La Cour a justifié cette décision en indiquant que les salariés avaient été contraints d'effectuer un « choix par défaut » : ils pouvaient soit continuer de travailler jusqu'à l'âge légal de la retraite, avec le risque de vivre ensuite une retraite écourtée compte tenu de leur probabilité statistique de développer une maladie provoquée par l'amiante, soit partir en préretraite, mais au prix d'une diminution de leur revenu de 35 %.

Ce raisonnement apparaît contestable : le Fcaata a été créé précisément pour compenser le préjudice subi par les salariés exposés à l'amiante du fait de la réduction moyenne de leur espérance de vie. Il est donc singulier de considérer que le fait de bénéficier de l'allocation versée par le Fcaata serait encore constitutif d'un préjudice.

La Cour de cassation a été saisie de cette affaire et devrait rendre son verdict dans quelques mois. Votre commission souhaite attirer l'attention sur les difficultés qui résulteraient de la confirmation d'un tel jugement :

- pour les entreprises concernées, tout d'abord, puisqu'elles devraient s'acquitter d'environ 1 milliard d'euros d'indemnités si tous les titulaires de l'Acaata intentaient un recours, alors que ces entreprises, comme cela a été rappelé, sont souvent dans une situation financière fragile ;

- pour l'équilibre financier du Fcaata, ensuite, dans la mesure où tous les salariés éligibles à l'Acaata seraient incités à demander l'allocation puisqu'ils seraient assurés de ne plus subir aucune perte de revenu ;

- enfin, la confirmation de ce jugement remettrait en cause les réflexions en cours au sujet de la pénibilité : il serait difficile de faire financer par les employeurs des dispositifs de préretraite au profit des salariés ayant exercé des métiers pénibles si cela impliquait de maintenir 100 % du salaire perçu.
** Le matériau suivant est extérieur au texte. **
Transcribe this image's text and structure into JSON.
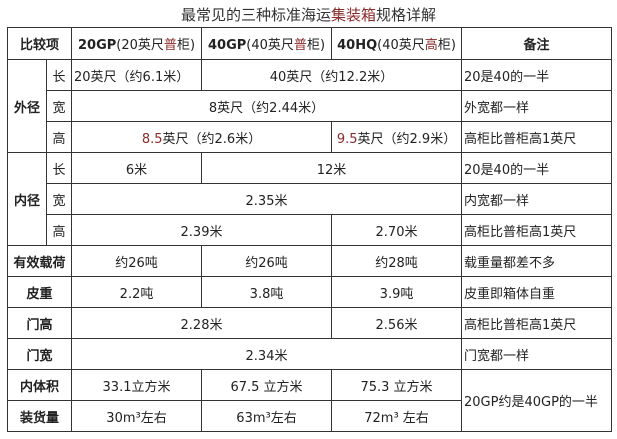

Une intervention du législateur serait naturellement toujours possible pour revenir sur une décision jurisprudentielle dont les conséquences auraient été mal évaluées.

*

* *

Sous le bénéfice de ces observations, et sous réserve de l'amendement qu'elle vous propose en matière d'indemnisation des victimes, votre commission vous demande d'adopter les dispositions relatives aux accidents du travail et aux maladies professionnelles du projet de loi de financement de la sécurité sociale pour 2009.

* 1 L'institut national de recherche et de sécurité (INRS) définit les accidents de plain-pied comme les accidents déclenchés par la perturbation de l'équilibre corporel de la victime à l'occasion d'un travail qui n'est pas exécuté en hauteur. Il s'agit, en d'autres termes, des chutes à hauteur d'homme.

* 2 Direction de l'animation de la recherche, des études et des statistiques.

* 3 Cf. « Le drame de l'amiante en France - Comprendre, mieux réparer, en tirer des leçons pour l'avenir », rapport d'information n° 37 (2005-2006) fait par Gérard Dériot et Jean-Pierre Godefroy, rapporteurs, au nom de la mission commune d'information sur le bilan et les conséquences de la contamination par l'amiante.